Becoming a pass person after being a summit person isn’t easy. Yet I plan to start by giving thanks. Thanks to the beautiful people and places that give me so much joy. By savouring each moment and sensation. And by letting the silly lists in my head remain what they are: silly. Besides, the Spearhead is probably overrated anyway (still gonna ski it this winter though).
The personally unclimbed Gandalf from the shoulder of Frodo. Photo Credit: Anya Boardman
Wow, thanks for the philosophical trip report. Long ago I used to be a peak person. Eventually I was content to stagger up to one of our huts. Lately I am a hot spring person, because car camping, you don’t have to carry your stuff, and the Jeep does not flap in the wind.
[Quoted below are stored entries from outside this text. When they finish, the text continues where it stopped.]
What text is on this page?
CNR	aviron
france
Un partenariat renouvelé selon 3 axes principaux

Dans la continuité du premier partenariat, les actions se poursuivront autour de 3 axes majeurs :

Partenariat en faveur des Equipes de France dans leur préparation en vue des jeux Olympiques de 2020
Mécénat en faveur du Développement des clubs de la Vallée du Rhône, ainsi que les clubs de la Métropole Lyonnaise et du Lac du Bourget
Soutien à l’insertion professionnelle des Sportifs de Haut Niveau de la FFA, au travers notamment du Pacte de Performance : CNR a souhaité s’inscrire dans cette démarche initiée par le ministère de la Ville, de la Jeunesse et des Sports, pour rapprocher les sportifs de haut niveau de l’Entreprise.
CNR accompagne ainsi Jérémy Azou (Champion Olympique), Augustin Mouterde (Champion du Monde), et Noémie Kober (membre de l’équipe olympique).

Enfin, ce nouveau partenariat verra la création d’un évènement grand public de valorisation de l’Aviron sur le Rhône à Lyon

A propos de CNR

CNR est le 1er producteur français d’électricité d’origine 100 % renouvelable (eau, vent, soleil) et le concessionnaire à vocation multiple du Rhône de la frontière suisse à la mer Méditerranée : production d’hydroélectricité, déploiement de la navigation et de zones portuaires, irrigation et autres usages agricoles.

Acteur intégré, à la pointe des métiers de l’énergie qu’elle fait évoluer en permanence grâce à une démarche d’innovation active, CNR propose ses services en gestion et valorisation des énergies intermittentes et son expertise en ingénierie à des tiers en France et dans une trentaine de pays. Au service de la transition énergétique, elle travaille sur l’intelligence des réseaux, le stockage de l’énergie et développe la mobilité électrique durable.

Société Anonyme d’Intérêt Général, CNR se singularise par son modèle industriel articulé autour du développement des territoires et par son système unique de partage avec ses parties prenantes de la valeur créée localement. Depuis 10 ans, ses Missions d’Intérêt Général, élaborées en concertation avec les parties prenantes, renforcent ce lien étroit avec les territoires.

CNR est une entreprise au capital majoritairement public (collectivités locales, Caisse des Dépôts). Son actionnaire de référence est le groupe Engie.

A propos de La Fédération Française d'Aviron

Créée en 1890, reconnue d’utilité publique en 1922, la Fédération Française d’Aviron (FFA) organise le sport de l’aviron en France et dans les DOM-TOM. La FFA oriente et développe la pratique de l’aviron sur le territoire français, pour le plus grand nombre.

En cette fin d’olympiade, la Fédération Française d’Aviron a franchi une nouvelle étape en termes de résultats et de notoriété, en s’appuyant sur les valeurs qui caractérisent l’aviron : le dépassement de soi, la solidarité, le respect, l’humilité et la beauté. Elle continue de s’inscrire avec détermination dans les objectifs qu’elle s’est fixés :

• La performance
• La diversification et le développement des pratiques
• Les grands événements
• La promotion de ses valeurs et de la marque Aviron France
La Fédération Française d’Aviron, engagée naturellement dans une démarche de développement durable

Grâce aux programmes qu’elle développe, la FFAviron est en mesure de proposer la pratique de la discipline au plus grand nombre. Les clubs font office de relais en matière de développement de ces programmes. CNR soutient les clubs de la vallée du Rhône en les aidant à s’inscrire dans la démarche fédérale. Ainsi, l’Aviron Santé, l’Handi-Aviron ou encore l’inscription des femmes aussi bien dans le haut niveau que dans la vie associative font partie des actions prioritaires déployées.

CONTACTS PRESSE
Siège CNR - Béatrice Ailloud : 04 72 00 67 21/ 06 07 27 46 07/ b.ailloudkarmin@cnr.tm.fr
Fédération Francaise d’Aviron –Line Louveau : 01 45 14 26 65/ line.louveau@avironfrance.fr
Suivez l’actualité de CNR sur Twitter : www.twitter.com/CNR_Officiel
But companionship does matter. After all, we have hot water at home if all you want is hot water.
A very good point Roland!
Truly brilliant words Lucas… makes me reflect a lot of how I speak to mountain experiences, and move within them. I can’t say whether I’m a summit or pass person, and I think the grey there is a space of brilliant adventure. And who cares if the spearhead is over rated, it’ll be a good day regardless.
Great trip report! I have pondered a lot of these ideas for many years. I’m definitely a ‘pass’ person but your trip report helps remind me why I strive to never head out into the mountains (and elsewhere) just to chase a summit/credential/job/etc. Back during the pandemic, I went and spent a week alone watching the mountains at Burton Hut. It was wonderful and strange to spend time in the mountains just watching them and not aiming to go anywhere. I wrote a trip report but it did not capture these ideas as well as this report does.
Well written. Both journey and destination are rewarding, and as Noah said, the space between the binary certainly holds worlds of immense possibilities. Much of our lives are spent in endless pursuit of something or other… to have spaces where we can proverbially ‘slip out from under the thumb’ of such pursuits is something to be so very grateful for. Glad that you found the time to reflect and write this wonderful trip report!
Lucas! This is the year…
Also holy cow what a great read… Definitely one worth following up on.
Keep getting after it!
Thanks Lucas
Happy I finally got a moment to read this, very well said
I already messaged you about this but this is hands down in my top 2 or 3 (no order) trip reports ever. Thanks for writing this Lucas.